Tokenizer for English Texts

Hivemall provides simple English text tokenizer UDF that has following syntax:

tokenize(text input, optional boolean toLowerCase = false)

Tokenizer for Non-English Texts

Hivemall-NLP module provides some Non-English Text tokenizer UDFs as follows.

First of all, you need to issue the following DDLs to use the NLP module. Note NLP module is not included in hivemall-with-dependencies.jar.

add jar /path/to/hivemall-nlp-xxx-with-dependencies.jar;

source /path/to/define-additional.hive;

Japanese Tokenizer

Japanese text tokenizer UDF uses Kuromoji.

The signature of the UDF is as follows:

tokenize_ja(text input, optional const text mode = "normal", optional const array<string> stopWords, const array<string> stopTags, const array<string> userDict)

Note

tokenize_ja is supported since Hivemall v0.4.1, and the fifth argument is supported since v0.5-rc.1 and later.

Its basic usage is as follows:

select tokenize_ja("kuromojiを使った分かち書きのテストです。第二引数にはnormal/search/extendedを指定できます。デフォルトではnormalモードです。");

[“kuromoji”,“使う”,“分かち書き”,“テスト”,“第”,“二”,“引数”,“normal”,“search”,“extended”,“指定”,“デフォルト”,“normal”,“モード”]

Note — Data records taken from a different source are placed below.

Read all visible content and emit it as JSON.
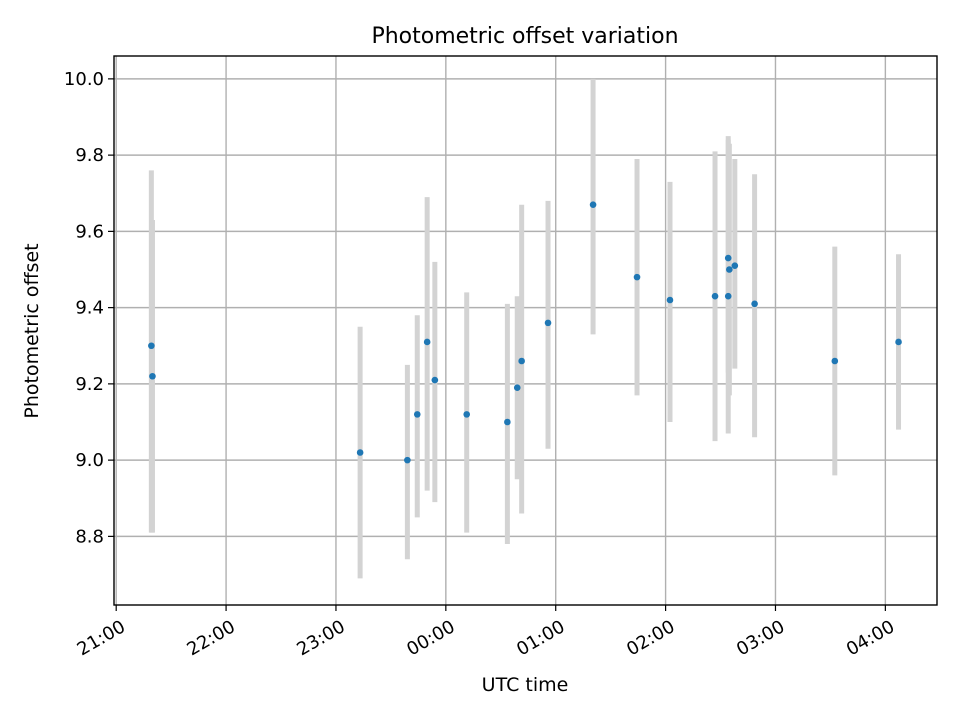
{
  "chart_data": {
    "type": "scatter",
    "title": "Photometric offset variation",
    "xlabel": "UTC time",
    "ylabel": "Photometric offset",
    "x_axis": "time",
    "x_tick_labels": [
      "21:00",
      "22:00",
      "23:00",
      "00:00",
      "01:00",
      "02:00",
      "03:00",
      "04:00"
    ],
    "x_ticks_hours": [
      21,
      22,
      23,
      24,
      25,
      26,
      27,
      28
    ],
    "y_ticks": [
      8.8,
      9.0,
      9.2,
      9.4,
      9.6,
      9.8,
      10.0
    ],
    "xlim_hours": [
      20.98,
      28.47
    ],
    "ylim": [
      8.62,
      10.06
    ],
    "grid": true,
    "marker_color": "#1f77b4",
    "errorbar_color": "#d3d3d3",
    "series": [
      {
        "points": [
          {
            "t": "21:19",
            "th": 21.32,
            "y": 9.3,
            "lo": 8.81,
            "hi": 9.76
          },
          {
            "t": "21:19",
            "th": 21.33,
            "y": 9.22,
            "lo": 8.81,
            "hi": 9.63
          },
          {
            "t": "23:13",
            "th": 23.22,
            "y": 9.02,
            "lo": 8.69,
            "hi": 9.35
          },
          {
            "t": "23:39",
            "th": 23.65,
            "y": 9.0,
            "lo": 8.74,
            "hi": 9.25
          },
          {
            "t": "23:45",
            "th": 23.74,
            "y": 9.12,
            "lo": 8.85,
            "hi": 9.38
          },
          {
            "t": "23:50",
            "th": 23.83,
            "y": 9.31,
            "lo": 8.92,
            "hi": 9.69
          },
          {
            "t": "23:54",
            "th": 23.9,
            "y": 9.21,
            "lo": 8.89,
            "hi": 9.52
          },
          {
            "t": "00:11",
            "th": 24.19,
            "y": 9.12,
            "lo": 8.81,
            "hi": 9.44
          },
          {
            "t": "00:33",
            "th": 24.56,
            "y": 9.1,
            "lo": 8.78,
            "hi": 9.41
          },
          {
            "t": "00:39",
            "th": 24.65,
            "y": 9.19,
            "lo": 8.95,
            "hi": 9.43
          },
          {
            "t": "00:41",
            "th": 24.69,
            "y": 9.26,
            "lo": 8.86,
            "hi": 9.67
          },
          {
            "t": "00:56",
            "th": 24.93,
            "y": 9.36,
            "lo": 9.03,
            "hi": 9.68
          },
          {
            "t": "01:20",
            "th": 25.34,
            "y": 9.67,
            "lo": 9.33,
            "hi": 10.0
          },
          {
            "t": "01:44",
            "th": 25.74,
            "y": 9.48,
            "lo": 9.17,
            "hi": 9.79
          },
          {
            "t": "02:02",
            "th": 26.04,
            "y": 9.42,
            "lo": 9.1,
            "hi": 9.73
          },
          {
            "t": "02:27",
            "th": 26.45,
            "y": 9.43,
            "lo": 9.05,
            "hi": 9.81
          },
          {
            "t": "02:34",
            "th": 26.57,
            "y": 9.43,
            "lo": 9.07,
            "hi": 9.85
          },
          {
            "t": "02:34",
            "th": 26.57,
            "y": 9.53,
            "lo": 9.23,
            "hi": 9.84
          },
          {
            "t": "02:35",
            "th": 26.58,
            "y": 9.5,
            "lo": 9.17,
            "hi": 9.83
          },
          {
            "t": "02:38",
            "th": 26.63,
            "y": 9.51,
            "lo": 9.24,
            "hi": 9.79
          },
          {
            "t": "02:49",
            "th": 26.81,
            "y": 9.41,
            "lo": 9.06,
            "hi": 9.75
          },
          {
            "t": "03:32",
            "th": 27.54,
            "y": 9.26,
            "lo": 8.96,
            "hi": 9.56
          },
          {
            "t": "04:07",
            "th": 28.12,
            "y": 9.31,
            "lo": 9.08,
            "hi": 9.54
          }
        ]
      }
    ]
  }
}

In addition, the third and fourth argument respectively allow you to use your own list of stop words and stop tags. For example, the following query simply ignores “kuromoji” (as a stop word) and noun word “分かち書き” (as a stop tag):

select tokenize_ja("kuromojiを使った分かち書きのテストです。", "normal", array("kuromoji"), array("名詞-一般"));

[“を”,“使う”,“た”,“の”,“テスト”,“です”]

Moreover, the fifth argument userDict enables you to register a user-defined custom dictionary in Kuromoji official format:

select tokenize_ja("日本経済新聞&関西国際空港", "normal", null, null, 
                   array(
                     "日本経済新聞,日本 経済 新聞,ニホン ケイザイ シンブン,カスタム名詞", 
                     "関西国際空港,関西 国際 空港,カンサイ コクサイ クウコウ,テスト名詞"
                   ));

[“日本”,“経済”,“新聞”,“関西”,“国際”,“空港”]

Note that you can pass null to each of the third and fourth argument to explicitly use Kuromoji's default stop words and stop tags.

If you have a large custom dictionary as an external file, userDict can also be const string userDictURL which indicates URL of the external file on somewhere like Amazon S3:

select tokenize_ja("日本経済新聞&関西国際空港", "normal", null, null,
                   "https://raw.githubusercontent.com/atilika/kuromoji/909fd6b32bf4e9dc86b7599de5c9b50ca8f004a1/kuromoji-core/src/test/resources/userdict.txt");

[“日本”,“経済”,“新聞”,“関西”,“国際”,“空港”]

For detailed APIs, please refer Javadoc of JapaneseAnalyzer as well.

Chinese Tokenizer

Chinese text tokenizer UDF uses SmartChineseAnalyzer.

The signature of the UDF is as follows:

tokenize_cn(string line, optional const array<string> stopWords)

Its basic usage is as follows:

select tokenize_cn("Smartcn为Apache2.0协议的开源中文分词系统,Java语言编写,修改的中科院计算所ICTCLAS分词系统。");

[smartcn, 为, apach, 2, 0, 协议, 的, 开源, 中文, 分词, 系统, java, 语言, 编写, 修改, 的, 中科院, 计算, 所, ictcla, 分词, 系统]

For detailed APIs, please refer Javadoc of SmartChineseAnalyzer as well.